The potential pitfalls with these options are cost and reliability. Public clouds can rack up expensive fees for accessing or moving data, and can inhibit an organization’s ability to meet service level agreements if they experience network latency when restoring data. If an organization is using an on-premises private cloud as opposed to a hosted private cloud, they would also need to invest in hardware for their data center, and may limit offsite recovery options if something were to happen to the location where cloud operations were running from.
Look to hybrid solutions for the answer
Instead, IT professionals are increasingly turning to hybrid cloud strategies to keep patient data safe. A recent survey of over 2,000 IT decision makers revealed that deployments of hybrid cloud solutions in the healthcare industry are expected to jump from 19% to 37% in just two years.
What’s the reasoning for this?
First, many organizations are leveraging hybrid cloud to help rein in the high costs that companies sometimes run into with public cloud spending, as it enables them to decide where to store business- and mission-critical data based on what makes the most sense from a disaster recovery standpoint.

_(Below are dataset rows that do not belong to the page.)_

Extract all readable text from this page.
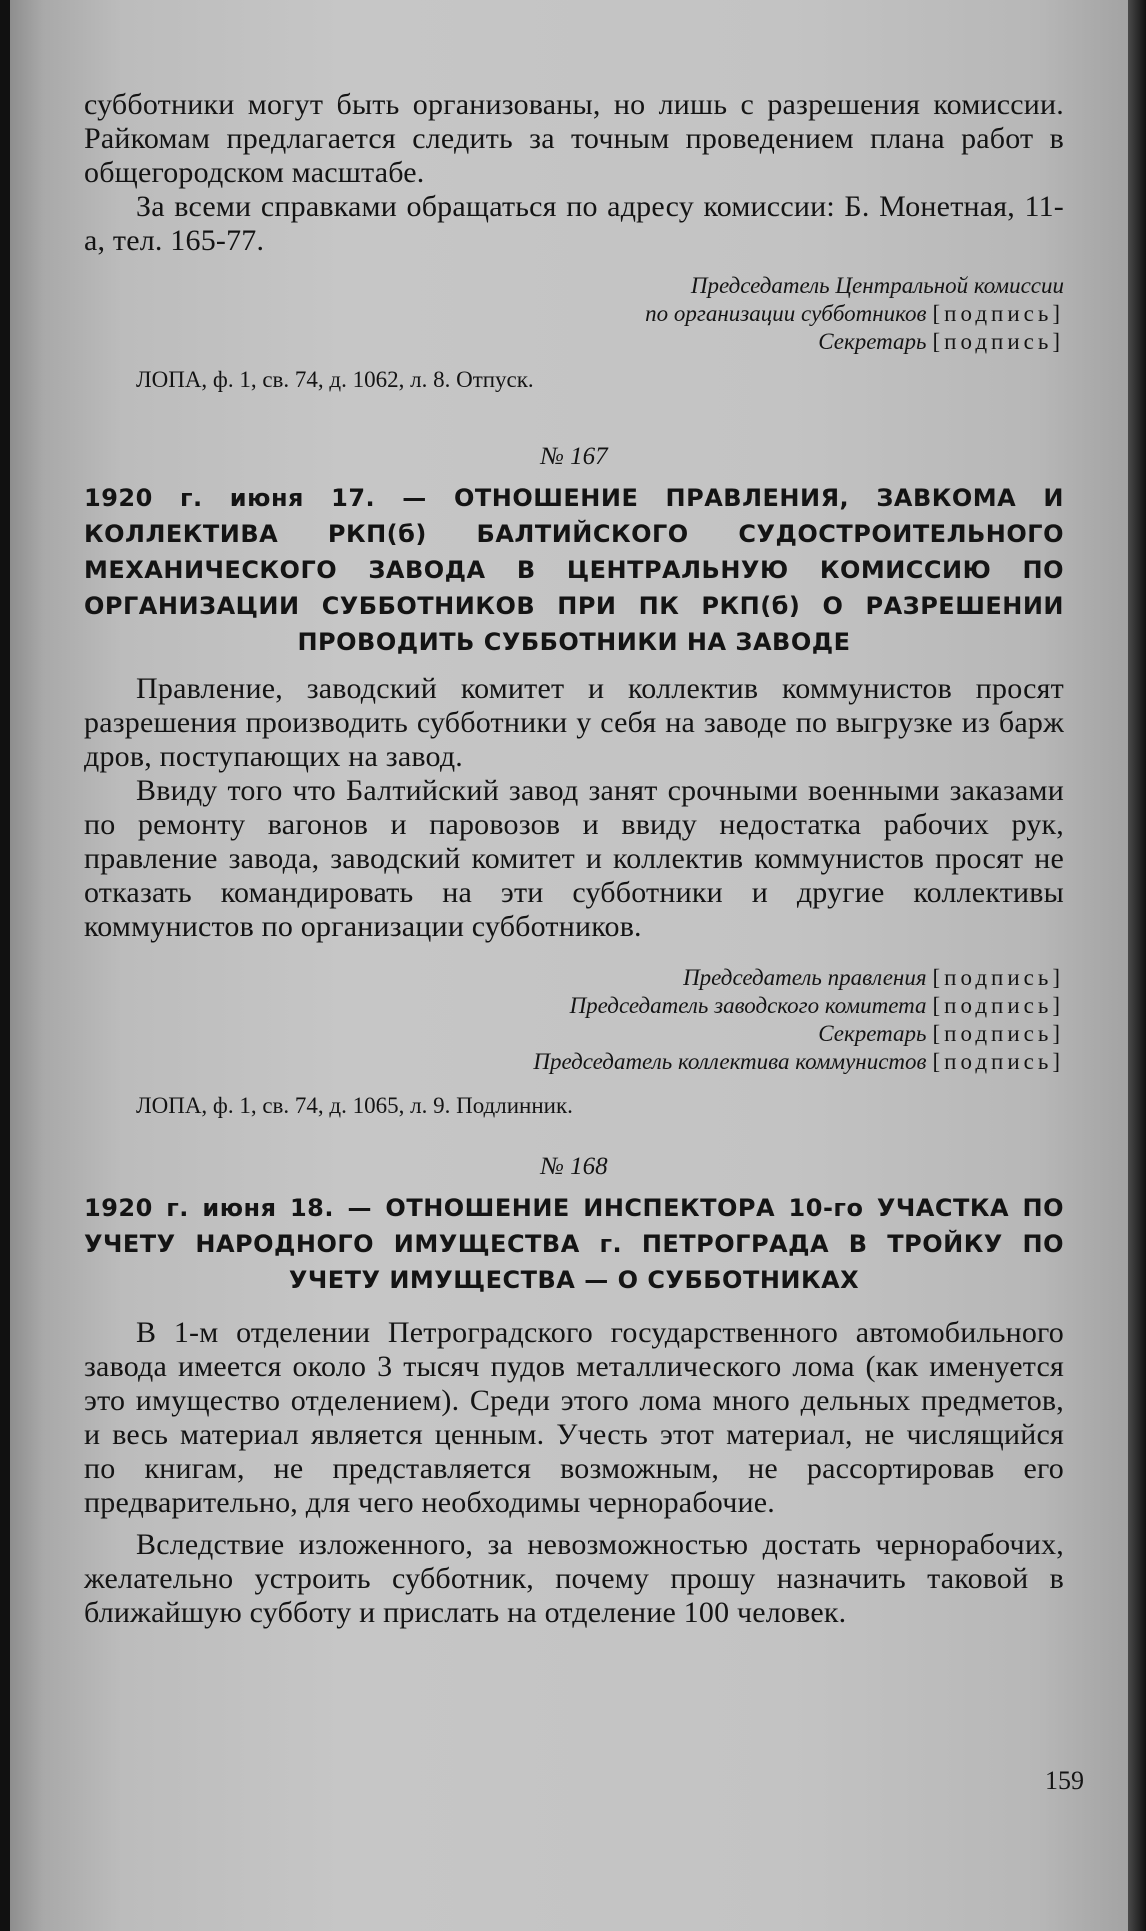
субботники могут быть организованы, но лишь с разрешения комиссии. Райкомам предлагается следить за точным проведением плана работ в общегородском масштабе.

За всеми справками обращаться по адресу комиссии: Б. Монетная, 11-а, тел. 165-77.

Председатель Центральной комиссии

по организации субботников [подпись]

Секретарь [подпись]

ЛОПА, ф. 1, св. 74, д. 1062, л. 8. Отпуск.

№ 167

1920 г. июня 17. — ОТНОШЕНИЕ ПРАВЛЕНИЯ, ЗАВКОМА И КОЛЛЕКТИВА РКП(б) БАЛТИЙСКОГО СУДОСТРОИТЕЛЬНОГО МЕХАНИЧЕСКОГО ЗАВОДА В ЦЕНТРАЛЬНУЮ КОМИССИЮ ПО ОРГАНИЗАЦИИ СУББОТНИКОВ ПРИ ПК РКП(б) О РАЗРЕШЕНИИ ПРОВОДИТЬ СУББОТНИКИ НА ЗАВОДЕ

Правление, заводский комитет и коллектив коммунистов просят разрешения производить субботники у себя на заводе по выгрузке из барж дров, поступающих на завод.

Ввиду того что Балтийский завод занят срочными военными заказами по ремонту вагонов и паровозов и ввиду недостатка рабочих рук, правление завода, заводский комитет и коллектив коммунистов просят не отказать командировать на эти субботники и другие коллективы коммунистов по организации субботников.

Председатель правления [подпись]

Председатель заводского комитета [подпись]

Секретарь [подпись]

Председатель коллектива коммунистов [подпись]

ЛОПА, ф. 1, св. 74, д. 1065, л. 9. Подлинник.

№ 168

1920 г. июня 18. — ОТНОШЕНИЕ ИНСПЕКТОРА 10-го УЧАСТКА ПО УЧЕТУ НАРОДНОГО ИМУЩЕСТВА г. ПЕТРОГРАДА В ТРОЙКУ ПО УЧЕТУ ИМУЩЕСТВА — О СУББОТНИКАХ

В 1-м отделении Петроградского государственного автомобильного завода имеется около 3 тысяч пудов металлического лома (как именуется это имущество отделением). Среди этого лома много дельных предметов, и весь материал является ценным. Учесть этот материал, не числящийся по книгам, не представляется возможным, не рассортировав его предварительно, для чего необходимы чернорабочие.

Вследствие изложенного, за невозможностью достать чернорабочих, желательно устроить субботник, почему прошу назначить таковой в ближайшую субботу и прислать на отделение 100 человек.

159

For example, it’s efficient to use onsite recovery for single-system issues like system crashes or hardware failures. But, offsite DR is critical for data catastrophes such as natural disasters or other instances where patient data could be inaccessible for the long haul.
When deployed with a hosted private cloud, hybrid cloud strategies can also reduce the investment organizations need to make if they want an offsite disaster recovery option, as they don’t need to make hardware investments and maintain secondary physical sites. Further, data and applications can move freely between cloud and local on-premises environments. The data redundancy offered through having multiple backup sites like this gives IT teams a safety net if a server goes down due to an IT error or power outage.
Hospitals must operate at full capacity, 24/7, which takes careful planning and mapping out of which workloads and applications need to be stored to protect against downtime and loss of critical patient information. While there are a variety of cloud strategies to evaluate and consider, hybrid cloud allows healthcare IT teams to rein in storage costs and enable digital transformation, all while making data loss a problem of the past.